A vacant lot on Route 50 adjacent to Socha Plaza will be filled with a $10 million-plus commercial and residential project.
The Glenville Planning and Zoning Commission approved a plan by developer William Socha to construct a 60,000-square-foot, three-story building on a nearly 10-acre parcel.
Construction is set to begin in the spring. Shady Lane Realty Inc. Vice President Grant Socha said he is “psyched” about the project.
“It’s great. We’re getting through this and we’ll start getting bids lined up,” he said.
The plan calls for retail and restaurant space on the first floor, office space on the second floor and 17 apartments on the third. Twelve of the apartments would be corporate apartments for extended-stay business travelers and the other five would be luxury apartments.

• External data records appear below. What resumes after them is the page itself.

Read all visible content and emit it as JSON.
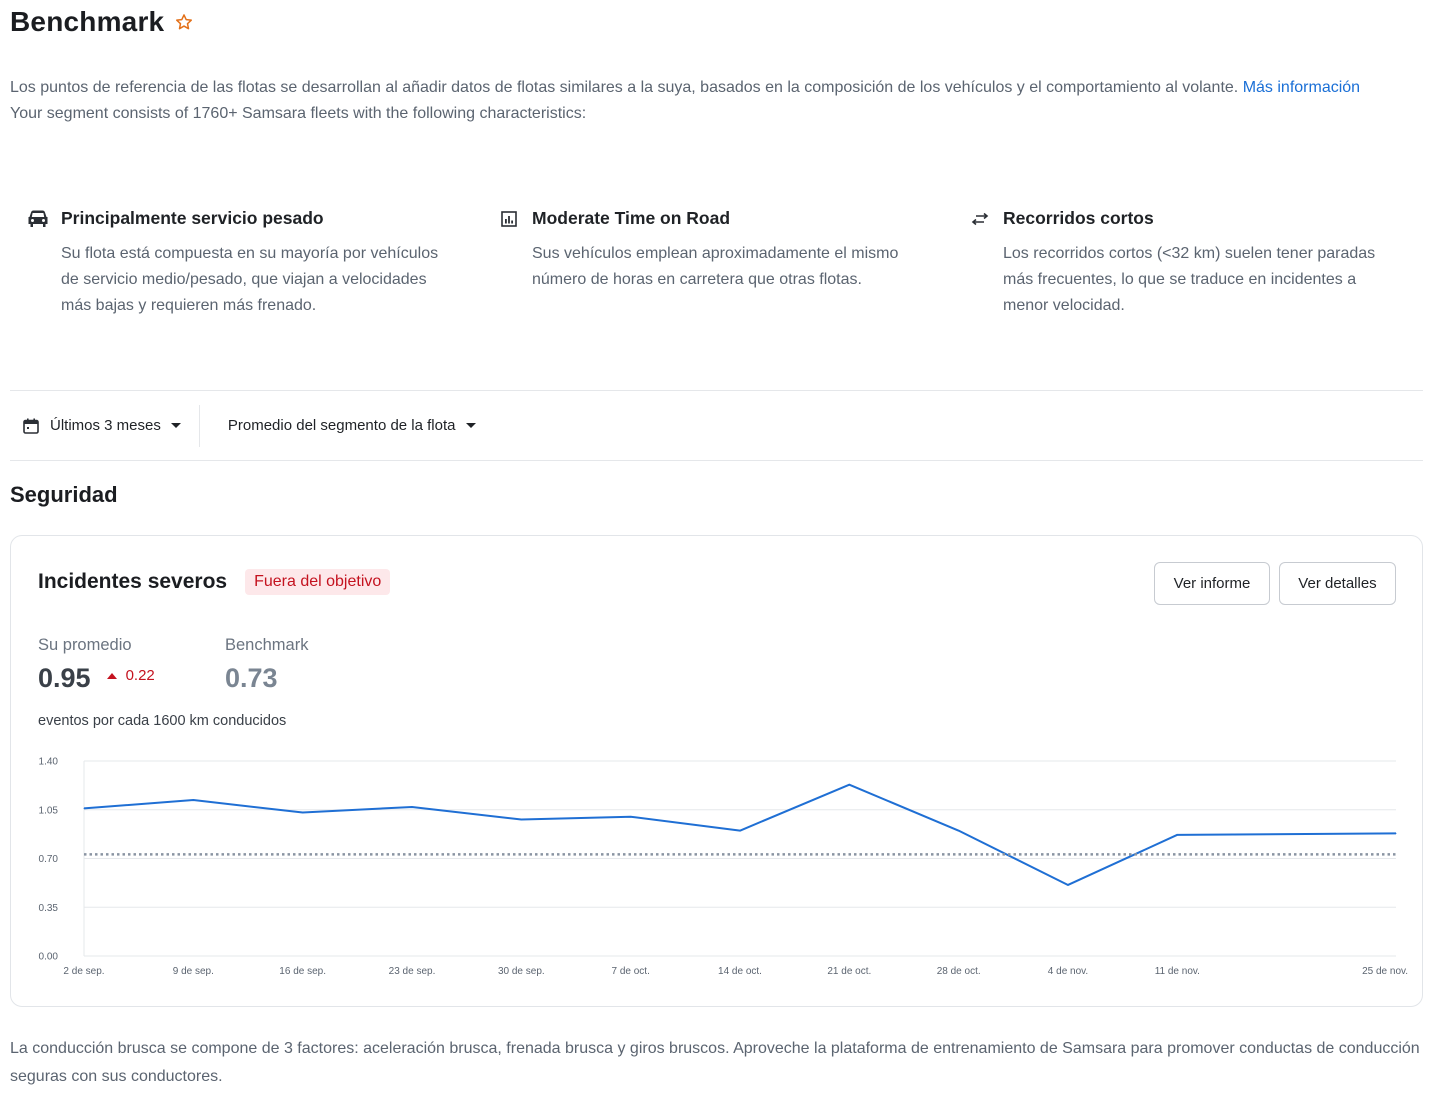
{
  "header": {
    "title": "Benchmark",
    "favorite_icon": "star-outline-icon",
    "favorite_color": "#e3711a"
  },
  "intro": {
    "description": "Los puntos de referencia de las flotas se desarrollan al añadir datos de flotas similares a la suya, basados en la composición de los vehículos y el comportamiento al volante.",
    "more_link": "Más información",
    "segment": "Your segment consists of 1760+ Samsara fleets with the following characteristics:"
  },
  "characteristics": [
    {
      "icon": "truck-icon",
      "title": "Principalmente servicio pesado",
      "description": "Su flota está compuesta en su mayoría por vehículos de servicio medio/pesado, que viajan a velocidades más bajas y requieren más frenado."
    },
    {
      "icon": "bar-chart-icon",
      "title": "Moderate Time on Road",
      "description": "Sus vehículos emplean aproximadamente el mismo número de horas en carretera que otras flotas."
    },
    {
      "icon": "swap-arrows-icon",
      "title": "Recorridos cortos",
      "description": "Los recorridos cortos (<32 km) suelen tener paradas más frecuentes, lo que se traduce en incidentes a menor velocidad."
    }
  ],
  "filters": {
    "date_range": "Últimos 3 meses",
    "comparison": "Promedio del segmento de la flota"
  },
  "section": {
    "title": "Seguridad"
  },
  "card": {
    "title": "Incidentes severos",
    "status_badge": "Fuera del objetivo",
    "report_button": "Ver informe",
    "details_button": "Ver detalles",
    "average_label": "Su promedio",
    "average_value": "0.95",
    "delta_value": "0.22",
    "benchmark_label": "Benchmark",
    "benchmark_value": "0.73",
    "units": "eventos por cada 1600 km conducidos"
  },
  "colors": {
    "accent": "#1a6fd6",
    "line": "#1f6fd4",
    "danger": "#c4121f",
    "benchmark_line": "#8a94a2"
  },
  "chart_data": {
    "type": "line",
    "title": "",
    "xlabel": "",
    "ylabel": "",
    "ylim": [
      0,
      1.4
    ],
    "y_ticks": [
      "0.00",
      "0.35",
      "0.70",
      "1.05",
      "1.40"
    ],
    "x_tick_labels": [
      "2 de sep.",
      "9 de sep.",
      "16 de sep.",
      "23 de sep.",
      "30 de sep.",
      "7 de oct.",
      "14 de oct.",
      "21 de oct.",
      "28 de oct.",
      "4 de nov.",
      "11 de nov.",
      "25 de nov."
    ],
    "x_tick_positions": [
      0,
      1,
      2,
      3,
      4,
      5,
      6,
      7,
      8,
      9,
      10,
      11.9
    ],
    "series": [
      {
        "name": "Su promedio",
        "style": "solid",
        "x": [
          0,
          1,
          2,
          3,
          4,
          5,
          6,
          7,
          8,
          9,
          10,
          12
        ],
        "values": [
          1.06,
          1.12,
          1.03,
          1.07,
          0.98,
          1.0,
          0.9,
          1.23,
          0.9,
          0.51,
          0.87,
          0.88
        ]
      },
      {
        "name": "Benchmark",
        "style": "dotted",
        "x": [
          0,
          12
        ],
        "values": [
          0.73,
          0.73
        ]
      }
    ]
  },
  "footer": {
    "note": "La conducción brusca se compone de 3 factores: aceleración brusca, frenada brusca y giros bruscos. Aproveche la plataforma de entrenamiento de Samsara para promover conductas de conducción seguras con sus conductores."
  }
}
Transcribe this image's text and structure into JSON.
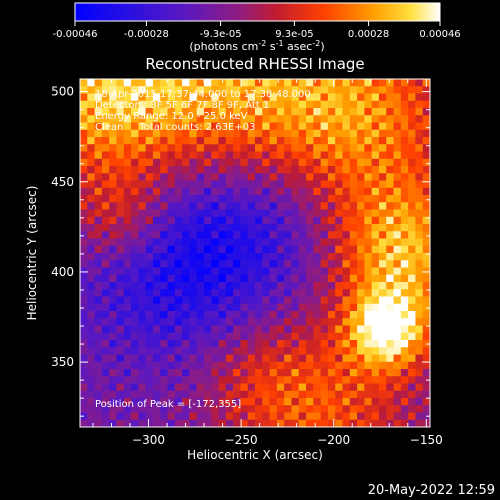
{
  "colorbar": {
    "ticks": [
      "-0.00046",
      "-0.00028",
      "-9.3e-05",
      "9.3e-05",
      "0.00028",
      "0.00046"
    ],
    "tick_values": [
      -0.00046,
      -0.00028,
      -9.3e-05,
      9.3e-05,
      0.00028,
      0.00046
    ],
    "range": [
      -0.00046,
      0.00046
    ],
    "units_base": "(photons cm",
    "units_sup1": "-2",
    "units_mid": " s",
    "units_sup2": "-1",
    "units_end": " asec",
    "units_sup3": "-2",
    "units_close": ")",
    "colors": [
      "#0000ff",
      "#3a1cd0",
      "#6a1cb0",
      "#a01c70",
      "#d02020",
      "#ff6a00",
      "#ffc000",
      "#ffffff"
    ]
  },
  "chart_data": {
    "type": "heatmap",
    "title": "Reconstructed RHESSI Image",
    "xlabel": "Heliocentric X (arcsec)",
    "ylabel": "Heliocentric Y (arcsec)",
    "xlim": [
      -337,
      -148
    ],
    "ylim": [
      314,
      507
    ],
    "xticks": [
      -300,
      -250,
      -200,
      -150
    ],
    "xtick_labels": [
      "−300",
      "−250",
      "−200",
      "−150"
    ],
    "yticks": [
      350,
      400,
      450,
      500
    ],
    "ytick_labels": [
      "350",
      "400",
      "450",
      "500"
    ],
    "peak": [
      -172,
      355
    ],
    "annotations": [
      "18-Apr-2015 17:37:44.000 to 17:38:48.000",
      "Detectors: 3F 5F 6F 7F 8F 9F, Att 1",
      "Energy Range: 12.0 - 25.0 keV",
      "Clean     Total counts: 2.63E+03",
      "Position of Peak = [-172,355]"
    ],
    "date_label": "20-May-2022 12:59"
  }
}
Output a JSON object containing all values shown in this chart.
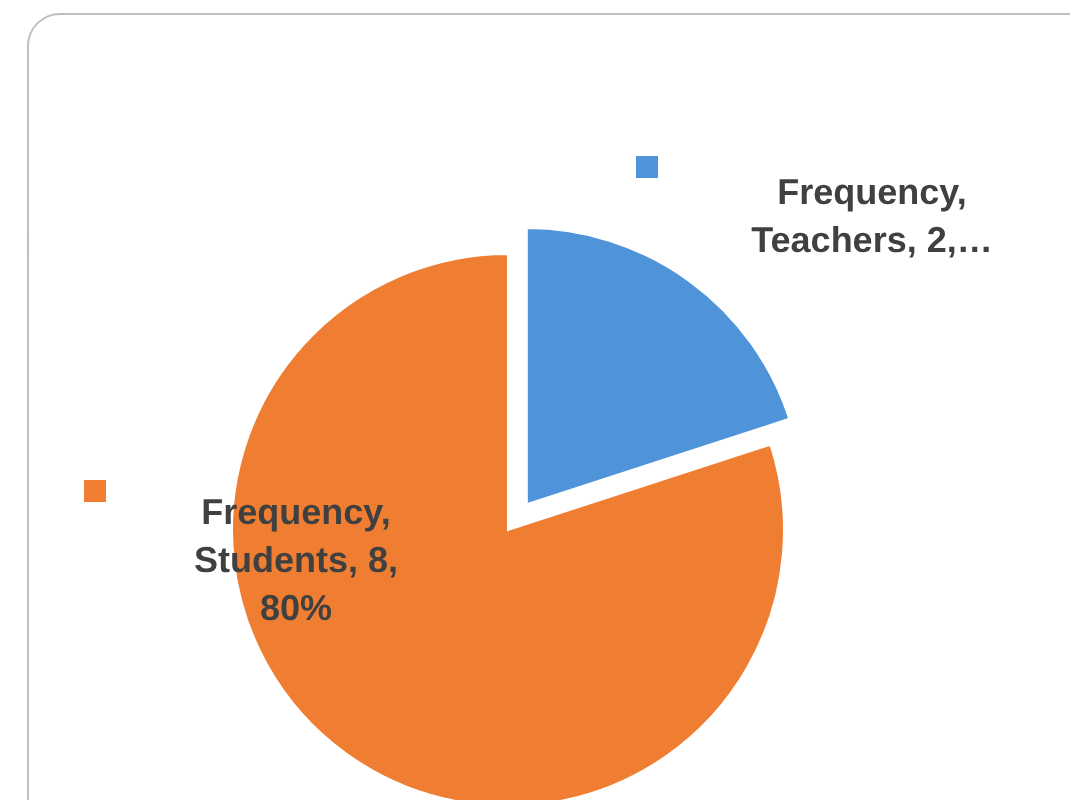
{
  "chart_data": {
    "type": "pie",
    "categories": [
      "Teachers",
      "Students"
    ],
    "colors": [
      "#4f94d8",
      "#ef7e33"
    ],
    "series": [
      {
        "name": "Frequency,",
        "values": [
          2,
          8
        ],
        "value_labels": [
          "2,…",
          "8, 80%"
        ]
      }
    ]
  }
}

No commercial tenants have been named.
“We have nothing finalized, but we’re talking to quite a few people and getting a lot of positive inquiries,” Socha said.
Engineer Gavin Vuillaume said the first floor will contain 3,600 square feet of dining space, possibly some combination of a 200-seat restaurant and a deli. Also, once the restaurant is named, Socha will have to go back to the Zoning Board of Appeals for a conditional use permit, as is required by all restaurant proposals in town.
A medical office had been previously mentioned as a possible tenant for the second-floor space.
Vuillaume said he tweaked the drainage plan in response to concern from some neighbors. Less stormwater will be flowing to the rear of the property in the new design and most will be collected in the dry swale in front of the property.
“We had that 3- or 4-inch rain about a month ago and it’s still dry. I think things are working good,” he said.
Vuillaume said the development will look different from anything else in Glenville. Project officials have said previously that this would be a “New Urbanism” design that reflects a walkable community with internal sidewalks throughout the entire complex and a tree-lined street with parallel parking for the road that runs through the development. There will be attractive signs for the retailers and restaurants on the first floor.
Chairman Michael Carr said it will make a nice addition to the town. “Make it look pretty,” he said.
The developer had to clear several hurdles to get to this point, including obtaining variances from the Zoning Board of Appeals to exceed the town’s 35-foot height limit with a 40-foot-tall building, to allow the parking for the building to be closer to the adjacent property line than required under zoning, and to allow less landscaping than required.
In other business, the commission granted preliminary approval to a plan to establish a micro-brewery in the Glenville Grange building at 2035 West Glenville Road. The operation would make less than 1,000 barrels of beer initially.
One of the partners in the project, Jordan White, said they will still have to obtain permits from the New York State Liquor Authority. They will start that process once they get all the town approvals.
A public hearing and final approval will take place at the commission’s next meeting on Nov. 19 at 7 p.m.
The Town Board earlier this year changed the zoning ordinance to allow people to brew up to 10,000 barrels of beer and make up to 2,000 barrels of wine a year in the rural and agricultural, community business, general business and research/development/technology zoning districts.